Bereits Ende April kam die Société Générale in einer Studie beim Kursziel zum gleichen Ergebnis. Klar, dass hinter dem Kursziel die Einschätzung „Sell“ steht. Schon im Oktober vergangenen Jahres sorgte eine Analyse von der Citibank für Aufsehen. Andrew Coombs stufte die Aktie mit „Sell“ ein und gab ein Kursziel von 9,50 Euro aus. Mittlerweile hat Coombs bei der Deutschen Bank noch zweimal nachgelegt und hat das Kursziel über 8,60 auf 8,30 gesenkt.

Die zahlreichen Abstufungen zeigen Wirkung im Kurs. Obwohl der sich der DAX heute recht freundlich präsentiert, zählt die Aktie der Deutschen Bank zu den schwächsten Titeln im deutschen Leitindex. Mit einem Minus von 3 Prozent fällt sie auch unter die Marke von 11 Euro.
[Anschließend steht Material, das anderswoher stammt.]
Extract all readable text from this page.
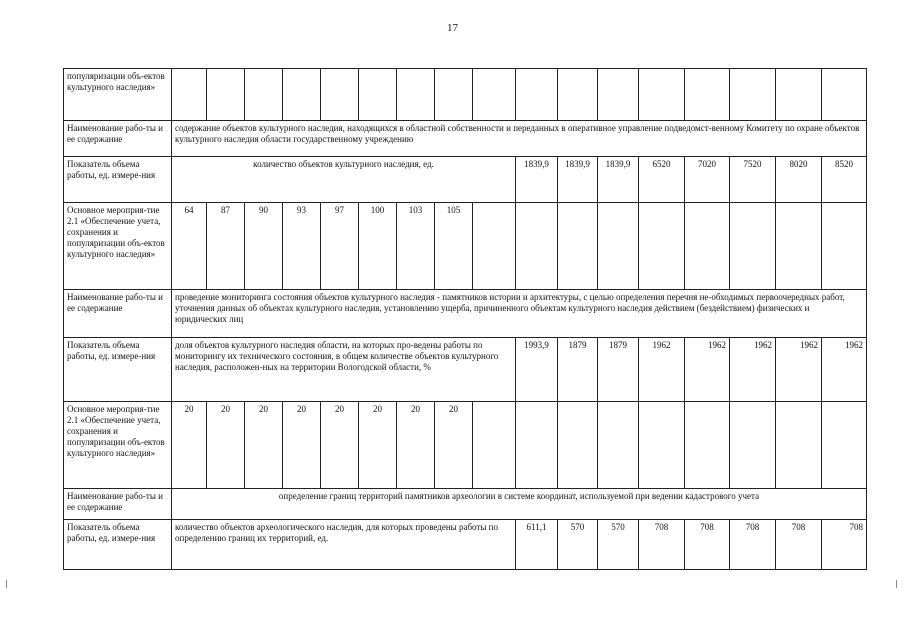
17
популяризации объ-ектов культурного наследия»																	
Наименование рабо-ты и ее содержание	содержание объектов культурного наследия, находящихся в областной собственности и переданных в оперативное управление подведомст-венному Комитету по охране объектов культурного наследия области государственному учреждению																
Показатель объема работы, ед. измере-ния	количество объектов культурного наследия, ед.									1839,9	1839,9	1839,9	6520	7020	7520	8020	8520
Основное мероприя-тие 2.1 «Обеспечение учета, сохранения и популяризации объ-ектов культурного наследия»	64	87	90	93	97	100	103	105									
Наименование рабо-ты и ее содержание	проведение мониторинга состояния объектов культурного наследия - памятников истории и архитектуры, с целью определения перечня не-обходимых первоочередных работ, уточнения данных об объектах культурного наследия, установлению ущерба, причиненного объектам культурного наследия действием (бездействием) физических и юридических лиц																
Показатель объема работы, ед. измере-ния	доля объектов культурного наследия области, на которых про-ведены работы по мониторингу их технического состояния, в общем количестве объектов культурного наследия, расположен-ных на территории Вологодской области, %									1993,9	1879	1879	1962	1962	1962	1962	1962
Основное мероприя-тие 2.1 «Обеспечение учета, сохранения и популяризации объ-ектов культурного наследия»	20	20	20	20	20	20	20	20									
Наименование рабо-ты и ее содержание	определение границ территорий памятников археологии в системе координат, используемой при ведении кадастрового учета																
Показатель объема работы, ед. измере-ния	количество объектов археологического наследия, для которых проведены работы по определению границ их территорий, ед.									611,1	570	570	708	708	708	708	708
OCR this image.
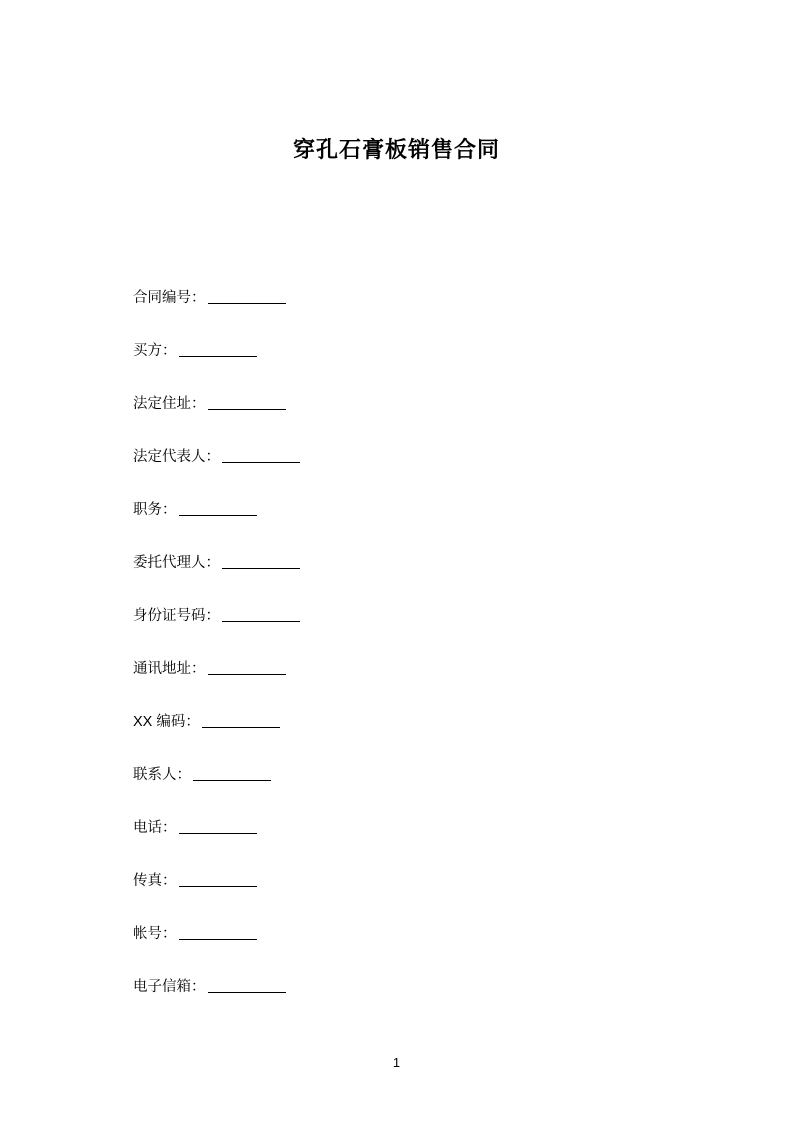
穿孔石膏板销售合同
合同编号：
买方：
法定住址：
法定代表人：
职务：
委托代理人：
身份证号码：
通讯地址：
XX 编码：
联系人：
电话：
传真：
帐号：
电子信箱：
1
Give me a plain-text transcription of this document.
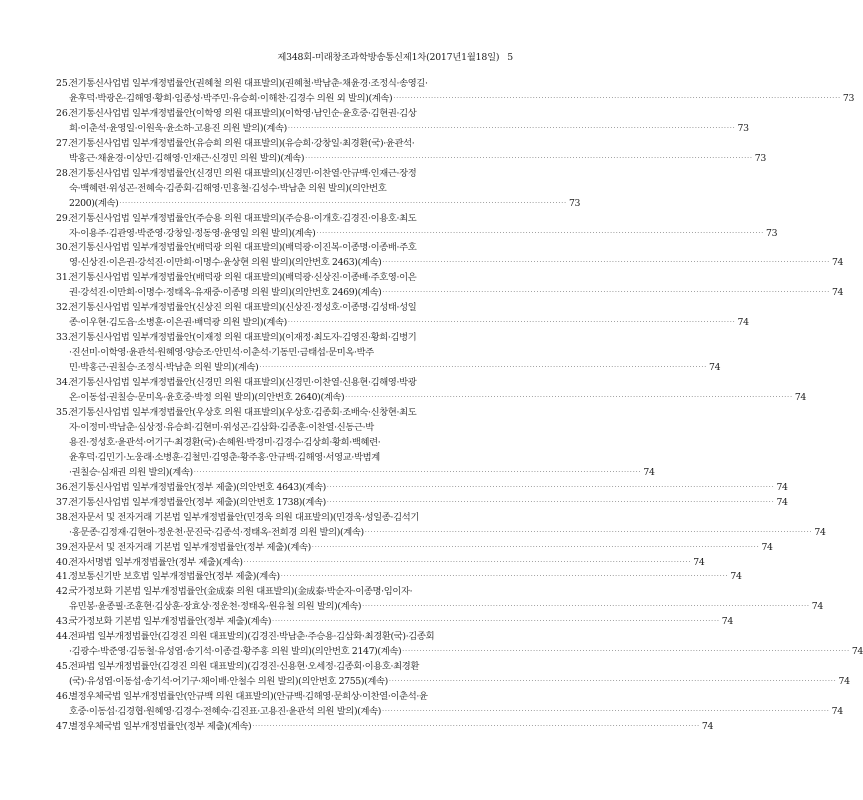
제348회-미래창조과학방송통신제1차(2017년1월18일) 5
25.
전기통신사업법 일부개정법률안(권혜철 의원 대표발의)(권혜철·박남춘·채윤경·조정식·송영길·
윤후덕·박광온·김해영·황희·임종성·박주민·유승희·이해찬·김경수 의원 외 발의)(계속) ·····	73
26.
전기통신사업법 일부개정법률안(이학영 의원 대표발의)(이학영·남인순·윤호중·김현권·김상
희·이춘석·윤영일·이원욱·윤소하·고용진 의원 발의)(계속) ·····	73
27.
전기통신사업법 일부개정법률안(유승희 의원 대표발의)(유승희·강창일·최경환(국)·윤관석·
박홍근·채윤경·이상민·김해영·인재근·신경민 의원 발의)(계속) ·····	73
28.
전기통신사업법 일부개정법률안(신경민 의원 대표발의)(신경민·이찬열·안규백·인재근·장정
숙·백혜련·위성곤·전혜숙·김종회·김해영·민홍철·김성수·박남춘 의원 발의)(의안번호
2200)(계속) ·····	73
29.
전기통신사업법 일부개정법률안(주승용 의원 대표발의)(주승용·이개호·김경진·이용호·최도
자·이용주·김관영·박준영·강창일·정동영·윤영일 의원 발의)(계속) ·····	73
30.
전기통신사업법 일부개정법률안(배덕광 의원 대표발의)(배덕광·이진복·이종명·이종배·주호
영·신상진·이은권·강석진·이만희·이명수·윤상현 의원 발의)(의안번호 2463)(계속) ·····	74
31.
전기통신사업법 일부개정법률안(배덕광 의원 대표발의)(배덕광·신상진·이종배·주호영·이은
권·강석진·이만희·이명수·정태옥·유재중·이종명 의원 발의)(의안번호 2469)(계속) ·····	74
32.
전기통신사업법 일부개정법률안(신상진 의원 대표발의)(신상진·정성호·이종명·김성태·성일
종·이우현·김도읍·소병훈·이은권·배덕광 의원 발의)(계속) ·····	74
33.
전기통신사업법 일부개정법률안(이재정 의원 대표발의)(이재정·최도자·김영진·황희·김병기
·진선미·이학영·윤관석·원혜영·양승조·안민석·이춘석·기동민·금태섭·문미옥·박주
민·박홍근·권칠승·조정식·박남춘 의원 발의)(계속) ·····	74
34.
전기통신사업법 일부개정법률안(신경민 의원 대표발의)(신경민·이찬열·신용현·김해영·박광
온·이동섭·권칠승·문미옥·윤호중·박정 의원 발의)(의안번호 2640)(계속) ·····	74
35.
전기통신사업법 일부개정법률안(우상호 의원 대표발의)(우상호·김종회·조배숙·신창현·최도
자·이정미·박남춘·심상정·유승희·김현미·위성곤·김삼화·김종훈·이찬열·신동근·박
용진·정성호·윤관석·어기구·최경환(국)·손혜원·박경미·김경수·김상희·황희·백혜련·
윤후덕·김민기·노웅래·소병훈·김철민·김영춘·황주홍·안규백·김해영·서영교·박범계
·권칠승·심재권 의원 발의)(계속) ·····	74
36.
전기통신사업법 일부개정법률안(정부 제출)(의안번호 4643)(계속) ·····	74
37.
전기통신사업법 일부개정법률안(정부 제출)(의안번호 1738)(계속) ·····	74
38.
전자문서 및 전자거래 기본법 일부개정법률안(민경욱 의원 대표발의)(민경욱·성일종·김석기
·홍문종·김정재·김현아·정운천·문진국·김종석·정태옥·전희경 의원 발의)(계속) ·····	74
39.
전자문서 및 전자거래 기본법 일부개정법률안(정부 제출)(계속) ·····	74
40.
전자서명법 일부개정법률안(정부 제출)(계속) ·····	74
41.
정보통신기반 보호법 일부개정법률안(정부 제출)(계속) ·····	74
42.
국가정보화 기본법 일부개정법률안(金成泰 의원 대표발의)(金成泰·박순자·이종명·임이자·
유민봉·윤종필·조훈현·김상훈·장효상·정운천·정태옥·원유철 의원 발의)(계속) ·····	74
43.
국가정보화 기본법 일부개정법률안(정부 제출)(계속) ·····	74
44.
전파법 일부개정법률안(김경진 의원 대표발의)(김경진·박남춘·주승용·김삼화·최경환(국)·김종회
·김광수·박준영·김동철·유성엽·송기석·이종걸·황주홍 의원 발의)(의안번호 2147)(계속) ·····	74
45.
전파법 일부개정법률안(김경진 의원 대표발의)(김경진·신용현·오세정·김종회·이용호·최경환
(국)·유성엽·이동섭·송기석·어기구·채이배·안철수 의원 발의)(의안번호 2755)(계속) ·····	74
46.
별정우체국법 일부개정법률안(안규백 의원 대표발의)(안규백·김해영·문희상·이찬열·이춘석·윤
호중·이동섭·김경협·원혜영·김경수·전혜숙·김진표·고용진·윤관석 의원 발의)(계속) ·····	74
47.
별정우체국법 일부개정법률안(정부 제출)(계속) ·····	74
Der Abstand zu einstelligen Kursen wird damit immer kleiner. Sollten die Analysten weiterhin ihre Kursziele senken, dann dürfte es nur noch eine Frage der Zeit sein, bis die Aktie wieder unter 10 Euro notiert. Aktuell springt der Deutschen Bank niemand zur Seite wie noch vor fast zwei Jahren. Diesmal sind die Frankfurter auf sich alleine gestellt.

In gut einer Woche steht die Hauptversammlung der Deutschen Bank auf dem Programm. Sollte der Kurs bis dahin nicht schon unter 10 Euro gefallen sein, dürfte dies die letzte Möglichkeit sein, einen Kursrutsch unter 10 Euro zu verhindern. Dafür müsste es aber wohl einen Paukenschlag geben, zum Beispiel die Abwahl von Paul Achleitner.